Tuesday, October 23, 2007

AEB Classics #61: Pad Thai, rev. ed.

homemade pad thai fig. a: Pad Thai with chopsticks and lime wedge

Let's face it: Montreal's not without its quality Thai restaurants, but this ain't Frisco and it ain't Chicago neither. I still dream of this one no-nonsense Thai noodle joint in I had the pleasure of experiencing in Chicago some years back now. There were a few tables, but mostly there was just a lot of counter space, and behind the long, winding counter, an entire regiment of Thai stir-fry masters whipping up order after order of out-of-this-world stir-fried noodles and fried rice in just seconds flat. I've tried many a Pad Thai recipe over the years in an attempt (however vain) to recreate the magic of those stir-fry masters. This is the very best I've encountered. It's simple and to-the-point and it turns out beautifully. The toughest thing about it is rounding up the ingredients, but your finer Asian supermarkets and grocers will have the harder-to-find items. However, if you feel like you need an absolutely encyclopedic overview on Pad Thai and how to prepare it (and a remarkably similar recipe to the one you'll find below), by all means take a look a Chez Pim's authoritative "Pad Thai for Beginners" from earlier this year.

Pad Thai

1/2 package Thai rice noodles
1/4 cup canola or peanut oil
4 cloves garlic, minced
1/2 lb fresh shrimp, peeled
1/4 lb deep-fried tofu, diced
1/4 cup pickled radish
1 egg
salt
4 scallions, finely chopped
1 cup bean sprouts
1/4 cup roasted peanuts, crushed

sauce:
1/4 cup sugar

Golden Boy fig. b: high-quality fish sauce

1/4 cup high-quality fish sauce
1/4 cup tamarind pulp*
2 tbsp paprika
1 tsp crushed hot red peppers

garnish:
chives
bean sprouts
crushed peanuts
lime wedges

Soak the noodles in warm water for 30 minutes, then drain. Heat your oil over medium-high heat. Add the garlic and the shrimp and sauté for 3-5 seconds (yes, seconds--remember: you're a Thai stir-fry master now and you're totally in the zone). Add the noodles and sauté, stirring constantly, until the noodles soften (you'll reach a point where you become convinced that they'll remain stiff and inedible forever, and then, all of a sudden, they'll take on the characteristics of the Thai noodles you know and love), about 2-5 minutes (depending on the brand of rice noodles, as I've discovered). Add the sauce, mix well, and cook for 30 seconds, stirring constantly. Add the egg and cook 30 seconds, stirring constantly. Add the scallions, bean sprouts, peanuts and radish, stir well, then remove from heat. Serve with garnishes and allow your guests to garnish their Pad Thai according to their wishes.

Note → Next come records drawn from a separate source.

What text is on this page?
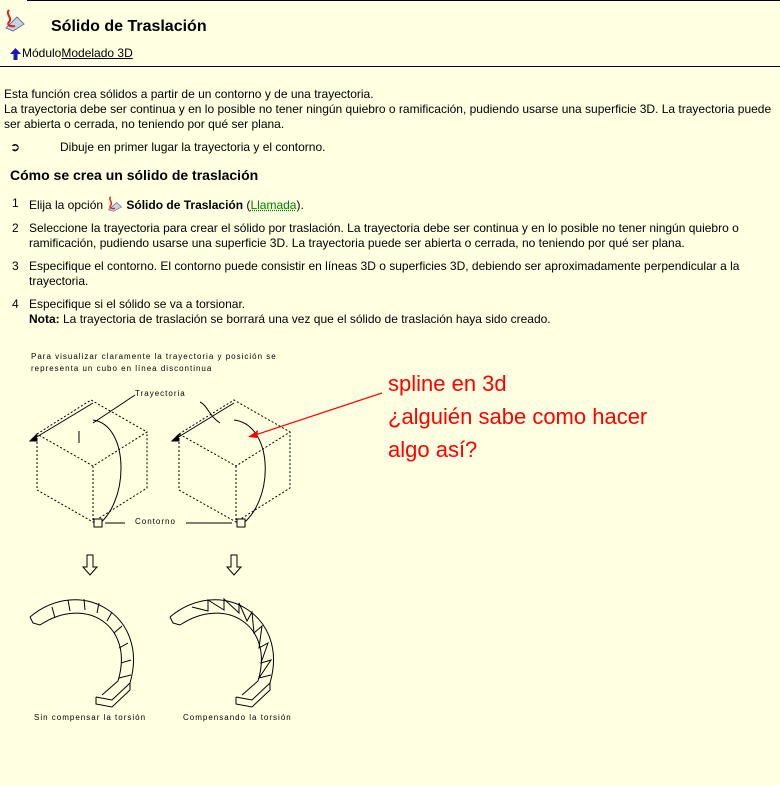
Sólido de Traslación
MóduloModelado 3D
Esta función crea sólidos a partir de un contorno y de una trayectoria.
La trayectoria debe ser continua y en lo posible no tener ningún quiebro o ramificación, pudiendo usarse una superficie 3D. La trayectoria puede ser abierta o cerrada, no teniendo por qué ser plana.
➲	Dibuje en primer lugar la trayectoria y el contorno.
Cómo se crea un sólido de traslación
1 Elija la opción Sólido de Traslación (Llamada).
2 Seleccione la trayectoria para crear el sólido por traslación. La trayectoria debe ser continua y en lo posible no tener ningún quiebro o ramificación, pudiendo usarse una superficie 3D. La trayectoria puede ser abierta o cerrada, no teniendo por qué ser plana.
3 Especifique el contorno. El contorno puede consistir en líneas 3D o superficies 3D, debiendo ser aproximadamente perpendicular a la trayectoria.
4 Especifique si el sólido se va a torsionar.
Nota: La trayectoria de traslación se borrará una vez que el sólido de traslación haya sido creado.
Para visualizar claramente la trayectoria y posición se
representa un cubo en línea discontinua
Trayectoria
Contorno
Sin compensar la torsión	Compensando la torsión
spline en 3d
¿alguién sabe como hacer
algo así?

[recipe courtesy of Philippe de Vienne and La Dépense (Jean-Talon Market, 273-1118), which also happens to be a very good place to get those harder-to-find items listed above]

aj

* For AEB's instructions on making your own tamarind pulp, look here.

4 comments:

Anonymous said...

I would like to make Pad Thai and am looking for the Tamarind Pulp. Where can I find some? Thanks.

ajkinik said...

hi anonymous,
you won't be disappointed--i just made it yet again on sunday--works like a charm

you can find tamarind pulp at Latin American specialty food stores (such as Andes) as well as many Asian specialty food stores (especially Thai ones)--remember, you have to turn it into puree before you can use it--you can use the overnight method that i provided a link to, or you can use the quick method: tear the tamarind pulp into pieces and place in a saucepan with just enough water to cover; bring to a simmer; simmer gently for 15-30 minutes, watching carefully (and stirring, if necessary) so as not to scorch; when this step is done, pour the tamarind plus liquid through a sieve placed over a bowl large enough to contain the liquid; push the tamarind through the sieve as thoroughly as possible, making sure to scrape the underside of the sieve into the bowl; repeat as needed (using the liquid from the bowl) to extract the maximum tamarind puree from the block of pulp; store in a jar in your refrigerator; use as needed; keeps for 2-3 weeks.

That's really the most difficult step--otherwise, have all your prep done well in advance and read the instructions carefully so that you can make the pad thai quickly

enjoy

ajkinik said...

ps--if you're up by Jean-Talon Market, the Asian stores up there stock tamarind pulp, as does La Dépense

Anonymous said...

Hi ajkinik! Thank you so much for you're help and tips. Can't wait to give it a try. I love you're blog - keep up the great work!